“It’s a wicked world that we live in. It’s cruel and unforgiving.”

The Transplants said that. And as far as I can tell, it’s as true as anything else in this world of uncertainty.

My confidant, Philip Howiler, told me about a girl who was shot in the face by her boyfriend. I asked if she died, to which he told me it is possible to survive such an injury.

This really got me thinking about what a wicked world we live in.

On Sunday, as many as 21 Christians were murdered in warm blood during a church service on a campus in northern Nigeria.
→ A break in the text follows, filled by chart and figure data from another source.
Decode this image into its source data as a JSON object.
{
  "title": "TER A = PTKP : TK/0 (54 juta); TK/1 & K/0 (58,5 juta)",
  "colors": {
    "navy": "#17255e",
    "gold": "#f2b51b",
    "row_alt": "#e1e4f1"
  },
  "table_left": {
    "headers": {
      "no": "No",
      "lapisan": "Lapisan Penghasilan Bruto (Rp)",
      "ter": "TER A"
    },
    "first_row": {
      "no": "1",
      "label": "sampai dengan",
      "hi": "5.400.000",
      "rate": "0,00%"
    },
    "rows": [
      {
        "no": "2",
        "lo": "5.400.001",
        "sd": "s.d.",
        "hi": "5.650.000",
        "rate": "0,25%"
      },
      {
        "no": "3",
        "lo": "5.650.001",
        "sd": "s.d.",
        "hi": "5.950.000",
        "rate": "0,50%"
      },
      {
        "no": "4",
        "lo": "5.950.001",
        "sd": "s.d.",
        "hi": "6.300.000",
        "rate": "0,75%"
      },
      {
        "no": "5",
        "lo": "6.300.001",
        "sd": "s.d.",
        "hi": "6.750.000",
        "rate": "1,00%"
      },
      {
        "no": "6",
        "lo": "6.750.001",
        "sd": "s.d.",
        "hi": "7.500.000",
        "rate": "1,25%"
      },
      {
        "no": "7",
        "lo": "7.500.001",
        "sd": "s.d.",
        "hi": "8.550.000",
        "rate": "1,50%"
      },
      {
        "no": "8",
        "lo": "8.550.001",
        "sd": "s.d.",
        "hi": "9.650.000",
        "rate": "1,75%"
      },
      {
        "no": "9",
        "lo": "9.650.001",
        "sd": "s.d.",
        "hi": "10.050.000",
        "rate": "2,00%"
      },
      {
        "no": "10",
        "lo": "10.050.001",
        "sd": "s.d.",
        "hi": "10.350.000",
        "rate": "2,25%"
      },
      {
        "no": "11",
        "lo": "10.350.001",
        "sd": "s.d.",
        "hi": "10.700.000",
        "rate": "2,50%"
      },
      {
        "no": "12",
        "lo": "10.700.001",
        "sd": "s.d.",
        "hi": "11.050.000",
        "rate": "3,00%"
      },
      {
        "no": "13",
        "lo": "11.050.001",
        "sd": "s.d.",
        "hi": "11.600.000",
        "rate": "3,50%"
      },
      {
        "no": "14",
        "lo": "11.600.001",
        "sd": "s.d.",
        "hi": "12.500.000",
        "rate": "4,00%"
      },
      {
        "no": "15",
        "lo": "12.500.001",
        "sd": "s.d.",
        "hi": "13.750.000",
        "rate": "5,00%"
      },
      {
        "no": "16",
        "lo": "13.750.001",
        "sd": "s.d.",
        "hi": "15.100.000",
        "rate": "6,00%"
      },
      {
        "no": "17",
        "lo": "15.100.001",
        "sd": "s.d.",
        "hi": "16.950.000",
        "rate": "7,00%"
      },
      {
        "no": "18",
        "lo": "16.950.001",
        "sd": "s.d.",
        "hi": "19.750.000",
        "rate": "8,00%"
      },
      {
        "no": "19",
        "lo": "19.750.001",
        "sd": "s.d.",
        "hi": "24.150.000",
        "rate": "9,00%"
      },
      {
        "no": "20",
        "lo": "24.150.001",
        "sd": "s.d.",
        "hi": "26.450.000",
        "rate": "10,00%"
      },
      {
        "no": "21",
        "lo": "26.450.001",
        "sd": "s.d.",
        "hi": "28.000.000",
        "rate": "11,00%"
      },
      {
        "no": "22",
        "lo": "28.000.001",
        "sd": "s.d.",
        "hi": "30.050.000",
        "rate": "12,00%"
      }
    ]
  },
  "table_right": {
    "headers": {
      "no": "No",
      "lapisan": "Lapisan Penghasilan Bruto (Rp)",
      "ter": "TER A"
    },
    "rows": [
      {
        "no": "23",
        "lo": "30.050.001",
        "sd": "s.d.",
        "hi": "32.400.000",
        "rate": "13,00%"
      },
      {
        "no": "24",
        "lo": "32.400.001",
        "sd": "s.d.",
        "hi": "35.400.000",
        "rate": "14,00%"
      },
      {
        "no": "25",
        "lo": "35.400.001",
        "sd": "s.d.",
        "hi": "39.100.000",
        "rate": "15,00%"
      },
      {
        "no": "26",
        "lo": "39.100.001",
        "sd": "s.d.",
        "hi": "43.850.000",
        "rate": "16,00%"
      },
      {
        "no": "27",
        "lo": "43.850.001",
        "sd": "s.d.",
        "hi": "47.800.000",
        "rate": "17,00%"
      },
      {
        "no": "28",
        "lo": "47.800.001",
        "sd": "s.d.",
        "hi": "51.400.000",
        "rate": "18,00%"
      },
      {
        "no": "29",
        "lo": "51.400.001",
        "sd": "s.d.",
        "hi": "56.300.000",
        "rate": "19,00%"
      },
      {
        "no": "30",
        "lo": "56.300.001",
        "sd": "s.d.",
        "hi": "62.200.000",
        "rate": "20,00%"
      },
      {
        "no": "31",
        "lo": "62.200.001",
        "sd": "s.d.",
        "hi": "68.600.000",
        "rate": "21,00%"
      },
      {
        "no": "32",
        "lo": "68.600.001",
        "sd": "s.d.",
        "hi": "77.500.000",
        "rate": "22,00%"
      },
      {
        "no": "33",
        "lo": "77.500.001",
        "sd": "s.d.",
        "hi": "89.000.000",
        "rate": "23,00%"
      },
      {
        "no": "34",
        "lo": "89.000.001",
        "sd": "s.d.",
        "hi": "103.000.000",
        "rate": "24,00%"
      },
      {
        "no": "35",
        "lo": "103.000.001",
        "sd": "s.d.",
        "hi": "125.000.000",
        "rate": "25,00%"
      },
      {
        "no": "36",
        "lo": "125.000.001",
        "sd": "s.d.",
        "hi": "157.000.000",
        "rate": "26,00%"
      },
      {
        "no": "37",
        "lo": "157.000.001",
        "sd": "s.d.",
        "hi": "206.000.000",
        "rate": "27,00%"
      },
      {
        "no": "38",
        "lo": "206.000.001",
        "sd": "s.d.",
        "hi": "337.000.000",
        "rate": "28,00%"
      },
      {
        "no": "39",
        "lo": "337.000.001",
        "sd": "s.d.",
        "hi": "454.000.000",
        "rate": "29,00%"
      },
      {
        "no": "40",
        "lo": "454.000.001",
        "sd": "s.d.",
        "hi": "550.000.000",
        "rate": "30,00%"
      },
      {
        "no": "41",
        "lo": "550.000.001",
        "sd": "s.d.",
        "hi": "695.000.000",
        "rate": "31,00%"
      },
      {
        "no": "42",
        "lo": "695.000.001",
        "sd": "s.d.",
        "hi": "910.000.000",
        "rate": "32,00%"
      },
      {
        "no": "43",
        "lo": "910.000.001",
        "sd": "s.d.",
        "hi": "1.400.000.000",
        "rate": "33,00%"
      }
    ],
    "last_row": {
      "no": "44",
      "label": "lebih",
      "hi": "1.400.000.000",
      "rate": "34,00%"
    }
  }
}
Authorities suspect the gunmen to be part of Boko Haram, a radical Islamic sect.

An investigative news website, Mediapart, found evidence of an illegal 50 million Euro donation from former Libyan leader Muammar Gaddafi to French president Nicolas Sarkozy, which might have boosted him into power. Sarkozy just laughed it off as a fake hoping it will get him enough votes to win the election – completely legally, as always. Sarkozy is now filing a lawsuit against Mediapart saying the document is “crude forgery.”

And the military (and your lover, Facebook) is preparing to censor the Internet and access your private information via the Cyber Intelligence Sharing and Protection Act which has passed in the House. (Remember SOPA? Well, this is worse and moving much faster through Congress.)

“People just have no criterion left to evaluate the importance of things. I think the only thing that would really affect people would be the announcement that the world was going to be blown up by the hydrogen bomb,” said Philip K. Dick, from “An Interview with Philip K. Dick.”

“But outside of that, I don’t think they would react to anything.”

And if you think it’s any easier for people in my line of duty, a French journalist was injured and went missing after three soldiers and a police official were gunned down in a raid of five cocaine labs in Bogota, Colombia, Saturday. That’s just sick.

It’s comparable to shooting the Union Army’s drummer boy. Not cool, bad guys.

Things are not going our way, planet Earth. And it’s nobody’s fault but our own.